Satu minggu setelah kepulangan gue dan Biru dari acara keliling kabupaten yang diakhiri dengan gue nolak dia, kita sama sekali belum ngehubungin satu sama lain.

Mau gue duluan, tapi nggak enak.

Rasanya gue nggak punya hati banget setelah nolak dia eh tiba-tiba ngehubungin lagi.

Takutnya Biru juga pengen ngejauh dari gue.

Tapi kan kalau Biru ngejauh, proyek foto gue dan dia gimana?

Apalagi kita belum diskusi sama sekali soal foto-foto mana yang mau disetor ke Mario.

Padahal, Mario ngumumin kapan dead-linenya dari lama.

"Tegang banget selir gue, deg-degan ya lo bentar lagi mau mulai pameran?" Ucap Calvin membuyarkan lamunan gue.

Gue menyeruput Caramel Macchiato buat sedikit menyegarkan pikiran sebelum akhirnya mendengus.

"Deg-degan dikit, sih."

"Terus kenapa dong jidat lo dari tadi tegang?" Tanya Clareen kali ini.

Gue menarik napas kemudian celingak-celinguk menatap sekeliling.

Maklum, Starbucks tempat gue sekarang jaraknya deket banget sama kampus. Jadi isinya pun ya mahasiswa dan mahasiswi kampus gue.

"Lagi bingung nih gue."

"Bingung kenapa? Sini gue bantuin!" Ucap Calvin lantang.

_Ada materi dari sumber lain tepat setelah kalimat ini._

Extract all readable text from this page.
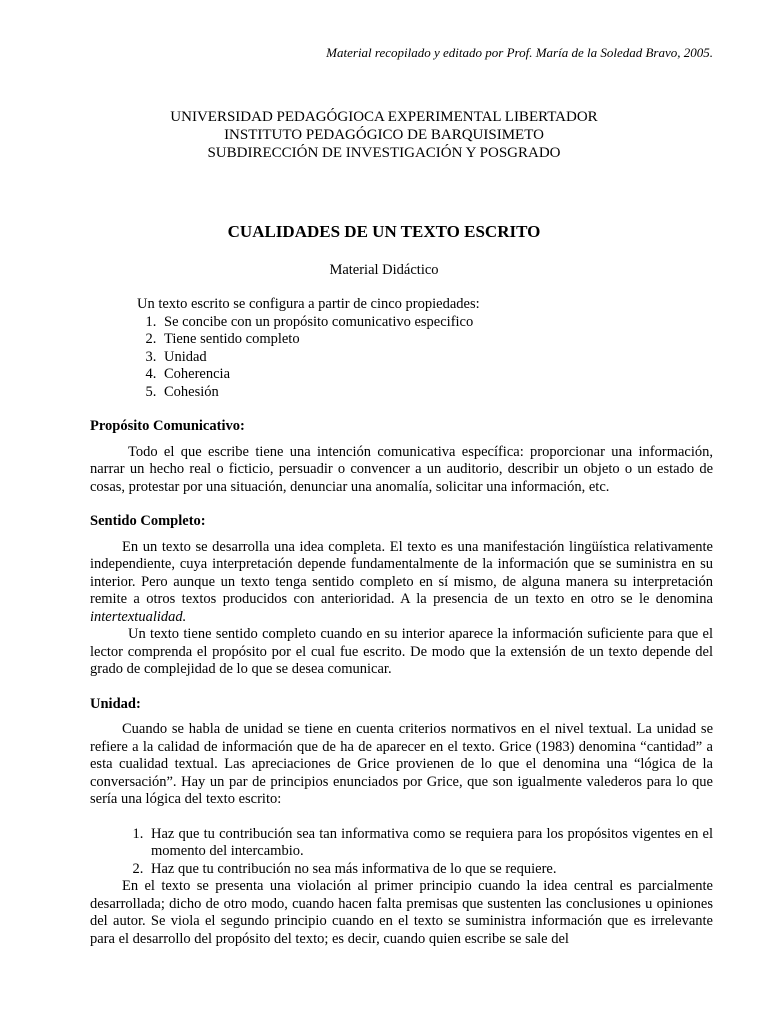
Material recopilado y editado por Prof. María de la Soledad Bravo, 2005.
UNIVERSIDAD PEDAGÓGIOCA EXPERIMENTAL LIBERTADOR
INSTITUTO PEDAGÓGICO DE BARQUISIMETO
SUBDIRECCIÓN DE INVESTIGACIÓN Y POSGRADO
CUALIDADES DE UN TEXTO ESCRITO
Material Didáctico

Un texto escrito se configura a partir de cinco propiedades:

1. Se concibe con un propósito comunicativo especifico
2. Tiene sentido completo
3. Unidad
4. Coherencia
5. Cohesión
Propósito Comunicativo:

Todo el que escribe tiene una intención comunicativa específica: proporcionar una información, narrar un hecho real o ficticio, persuadir o convencer a un auditorio, describir un objeto o un estado de cosas, protestar por una situación, denunciar una anomalía, solicitar una información, etc.

Sentido Completo:

En un texto se desarrolla una idea completa. El texto es una manifestación lingüística relativamente independiente, cuya interpretación depende fundamentalmente de la información que se suministra en su interior. Pero aunque un texto tenga sentido completo en sí mismo, de alguna manera su interpretación remite a otros textos producidos con anterioridad. A la presencia de un texto en otro se le denomina intertextualidad.

Un texto tiene sentido completo cuando en su interior aparece la información suficiente para que el lector comprenda el propósito por el cual fue escrito. De modo que la extensión de un texto depende del grado de complejidad de lo que se desea comunicar.

Unidad:

Cuando se habla de unidad se tiene en cuenta criterios normativos en el nivel textual. La unidad se refiere a la calidad de información que de ha de aparecer en el texto. Grice (1983) denomina “cantidad” a esta cualidad textual. Las apreciaciones de Grice provienen de lo que el denomina una “lógica de la conversación”. Hay un par de principios enunciados por Grice, que son igualmente valederos para lo que sería una lógica del texto escrito:

1. Haz que tu contribución sea tan informativa como se requiera para los propósitos vigentes en el momento del intercambio.
2. Haz que tu contribución no sea más informativa de lo que se requiere.

En el texto se presenta una violación al primer principio cuando la idea central es parcialmente desarrollada; dicho de otro modo, cuando hacen falta premisas que sustenten las conclusiones u opiniones del autor. Se viola el segundo principio cuando en el texto se suministra información que es irrelevante para el desarrollo del propósito del texto; es decir, cuando quien escribe se sale del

"Tapi gue masih ragu mau cerita sama lo berdua atau nggak." Cicit gue pelan sebelum menjulurkan lidah buat meledek.

Clareen dan Calvin langsung mendengus sebelum keduanya mencubit pipi gue. "Kesenjangan sosial!"

"Buruan cerita kenapa!"

Gue mengelus lembut pipi gue yang tadi dicubit sebelum memantapkan hati.

"Jadi dead-line ngumpulin foto buat pameran itu akhir minggu ini."

"Tapi udah seminggu lebih gue sama Biru belum ngontak satu sama lain."

"Lah? Kenapa? Padahal Jumat kemarin si Biru nanyain lo pas futsal," celetuk Calvin memotong.

"Hah? Biru nanyain gue apaan?" Tanya gue salah fokus.

"Ih, lanjutin dulu cerita lo. Calvin! Jangan motong!" Protes Clareen sebal.

"Nah, iya. Terus gimana?"

"Lo berdua tahu kan ya gue sama Biru waktu itu pergi?"

Clareen dan Calvin dengan singkron mengangguk.